Nachwuchsförderung in der Kardiochirurgie: Umgang mit der Herz-Lungen-Maschine
Perfusionistinnen und Perfusionisten sind unverzichtbare Spezialisten bei großen Herzoperationen. Am Herz- und Diabeteszentrum Nordrhein-Westfalen (HDZ NRW) in Bad Oeynhausen erhalten derzeit 28 Studierende der Fachhochschule Münster eine praxisnahe Ausbildung in diesem anspruchsvollen Berufsfeld.
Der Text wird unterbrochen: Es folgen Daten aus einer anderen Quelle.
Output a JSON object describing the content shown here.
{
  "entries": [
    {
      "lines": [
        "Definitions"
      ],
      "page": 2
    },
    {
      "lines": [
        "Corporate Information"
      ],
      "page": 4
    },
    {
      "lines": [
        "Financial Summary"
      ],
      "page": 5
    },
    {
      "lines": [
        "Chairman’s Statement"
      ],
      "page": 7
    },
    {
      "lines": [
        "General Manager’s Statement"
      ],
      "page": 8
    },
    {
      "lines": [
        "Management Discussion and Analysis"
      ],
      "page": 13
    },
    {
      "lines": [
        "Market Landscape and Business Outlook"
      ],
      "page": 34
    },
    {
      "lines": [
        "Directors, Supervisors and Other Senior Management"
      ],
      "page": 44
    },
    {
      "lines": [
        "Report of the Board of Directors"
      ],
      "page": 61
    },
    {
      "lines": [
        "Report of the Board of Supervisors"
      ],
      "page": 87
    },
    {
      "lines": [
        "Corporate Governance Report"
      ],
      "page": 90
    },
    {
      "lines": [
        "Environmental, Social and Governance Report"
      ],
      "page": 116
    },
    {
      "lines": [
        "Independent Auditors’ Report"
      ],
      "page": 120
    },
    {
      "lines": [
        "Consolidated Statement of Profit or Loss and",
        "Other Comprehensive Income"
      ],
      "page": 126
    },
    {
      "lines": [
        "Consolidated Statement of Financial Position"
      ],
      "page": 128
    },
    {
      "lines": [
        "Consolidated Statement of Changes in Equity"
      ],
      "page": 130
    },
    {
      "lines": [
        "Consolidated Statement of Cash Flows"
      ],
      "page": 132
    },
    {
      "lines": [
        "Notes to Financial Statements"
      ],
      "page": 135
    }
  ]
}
In einem dreiwöchigen Intensivseminar vermitteln die Lehrbeauftragten Christian Klüß und Tom Althaus sowie weitere Experten aus Anästhesie, Chirurgie und Kardiologie zentrale Inhalte der Perfusiologie. Die Teilnehmenden lernen sowohl theoretische Grundlagen als auch praktische Anwendungen der Herz-Lungen-Maschine kennen – von speziellen Perfusionstechniken über Biokompatibilität bis hin zu komplexen kathetergestützten Verfahren, Kunstherzsystemen und modernen Herz- und Lungenersatzverfahren.
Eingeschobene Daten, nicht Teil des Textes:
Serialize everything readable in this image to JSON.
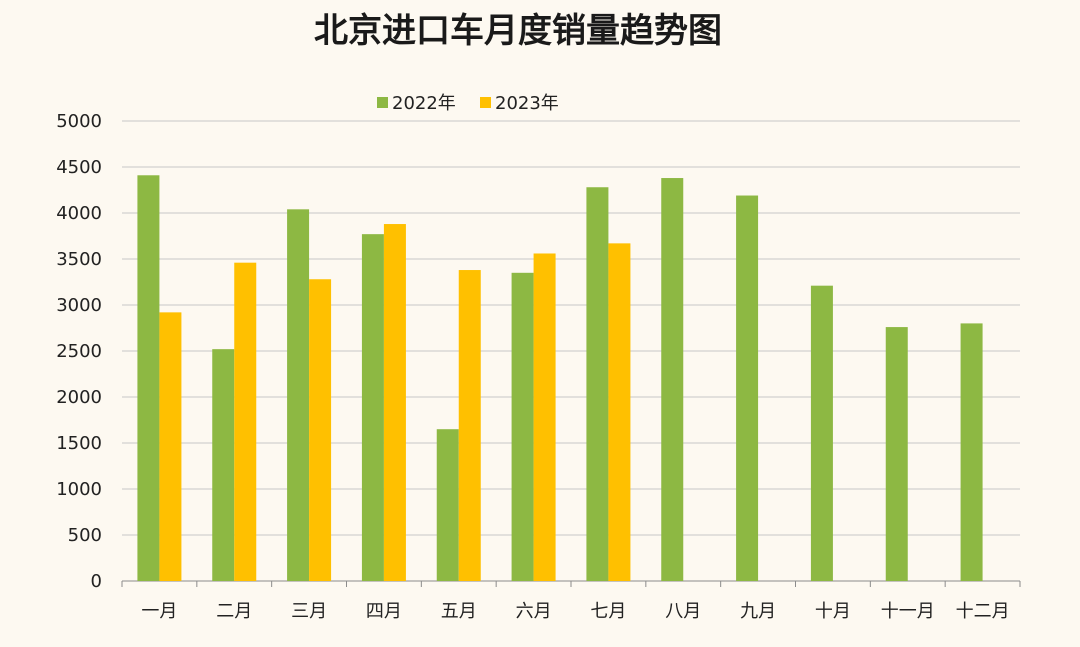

Die Ausbildung erfolgt nach europaweit einheitlichen Standards des European Board of Cardiovascular Perfusion und ist Bestandteil eines viersemestrigen Hochschulzertifikatskurses sowie eines fünfsemestrigen Masterstudiengangs. Das HDZ NRW ist als Kooperationspartner der Fachhochschule Münster eng eingebunden.
„Kardiochirurgische und interventionelle Verfahren sind in den vergangenen Jahren deutlich anspruchsvoller und komplexer geworden – das spiegelt sich auch in der Ausbildung wider“, erklärte Christian Klüß. Abteilungsleiter Markus Rudloff betonte, dass es in Deutschland nur wenige Ausbildungsmöglichkeiten in der Perfusiologie gebe. Das HDZ NRW wolle daher gezielt qualifizierten Nachwuchs fördern und auf dieses wichtige Berufsbild aufmerksam machen.
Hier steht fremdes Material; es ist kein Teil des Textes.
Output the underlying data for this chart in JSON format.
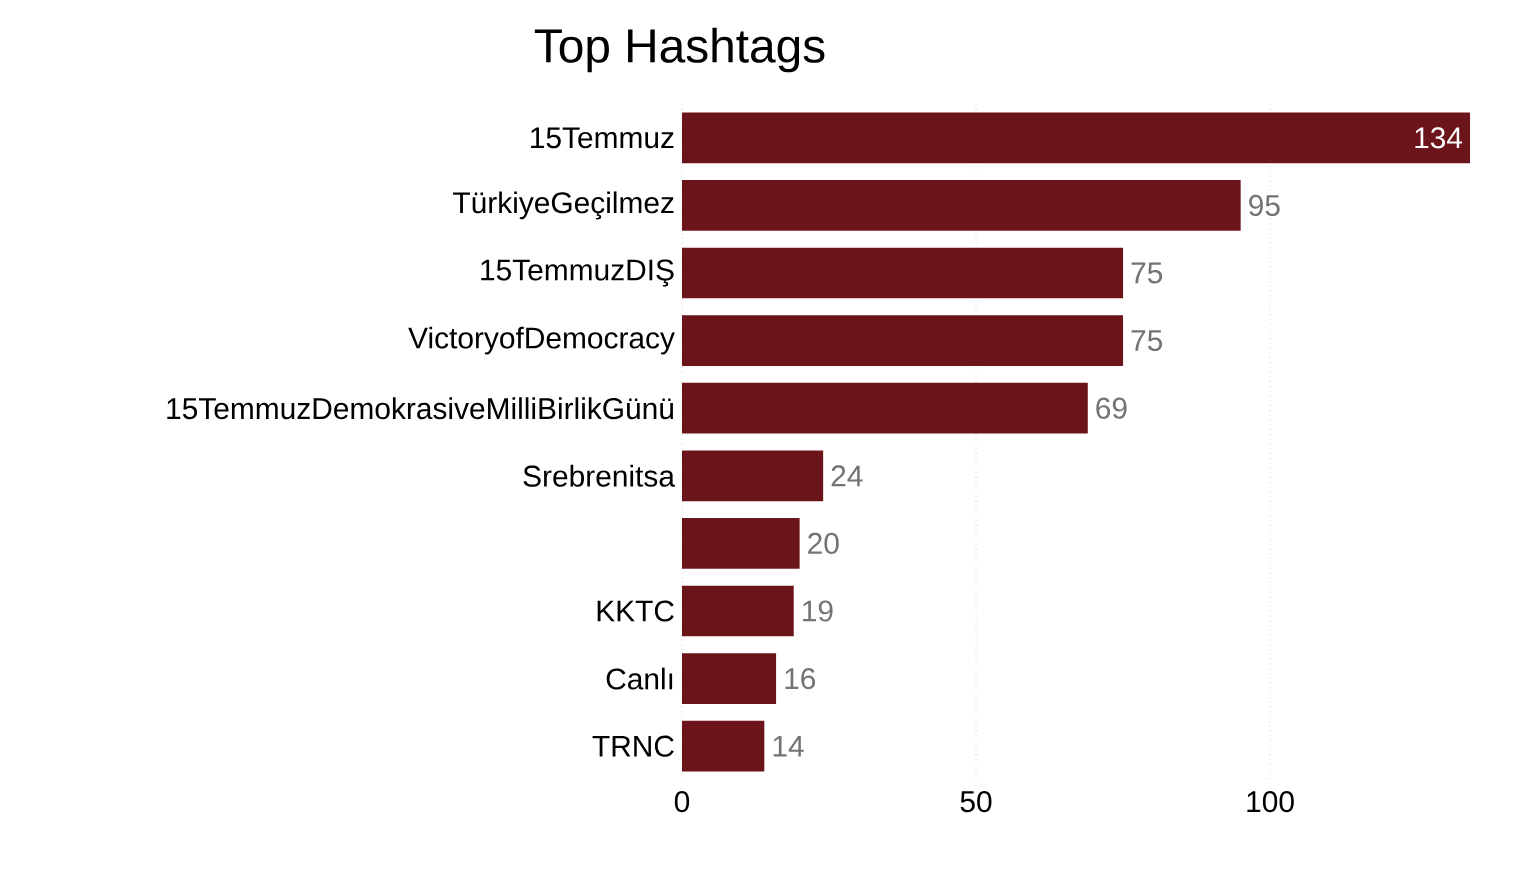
{
  "chart_data": {
    "type": "bar",
    "orientation": "horizontal",
    "title": "Top Hashtags",
    "categories": [
      "15Temmuz",
      "TürkiyeGeçilmez",
      "15TemmuzDIŞ",
      "VictoryofDemocracy",
      "15TemmuzDemokrasiveMilliBirlikGünü",
      "Srebrenitsa",
      null,
      "KKTC",
      "Canlı",
      "TRNC"
    ],
    "values": [
      134,
      95,
      75,
      75,
      69,
      24,
      20,
      19,
      16,
      14
    ],
    "color": "#6b1419",
    "xlim": [
      0,
      134
    ],
    "xticks": [
      0,
      50,
      100
    ],
    "grid": "x",
    "data_labels": true
  }
}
Das HDZ NRW zählt mit rund 43.000 Patientinnen und Patienten pro Jahr zu den größten und modernsten Zentren für Herz-, Kreislauf- und Diabeteserkrankungen in Europa. In der Klinik für Thorax- und Kardiovaskularchirurgie unter Leitung von Prof. Dr. Jan Gummert werden jährlich etwa 3.500 Eingriffe am Herzen und den herznahen Gefäßen durchgeführt. Das Zentrum ist deutschlandweit führend bei Herzklappenoperationen, Herztransplantationen und der Implantation von Herzunterstützungssystemen.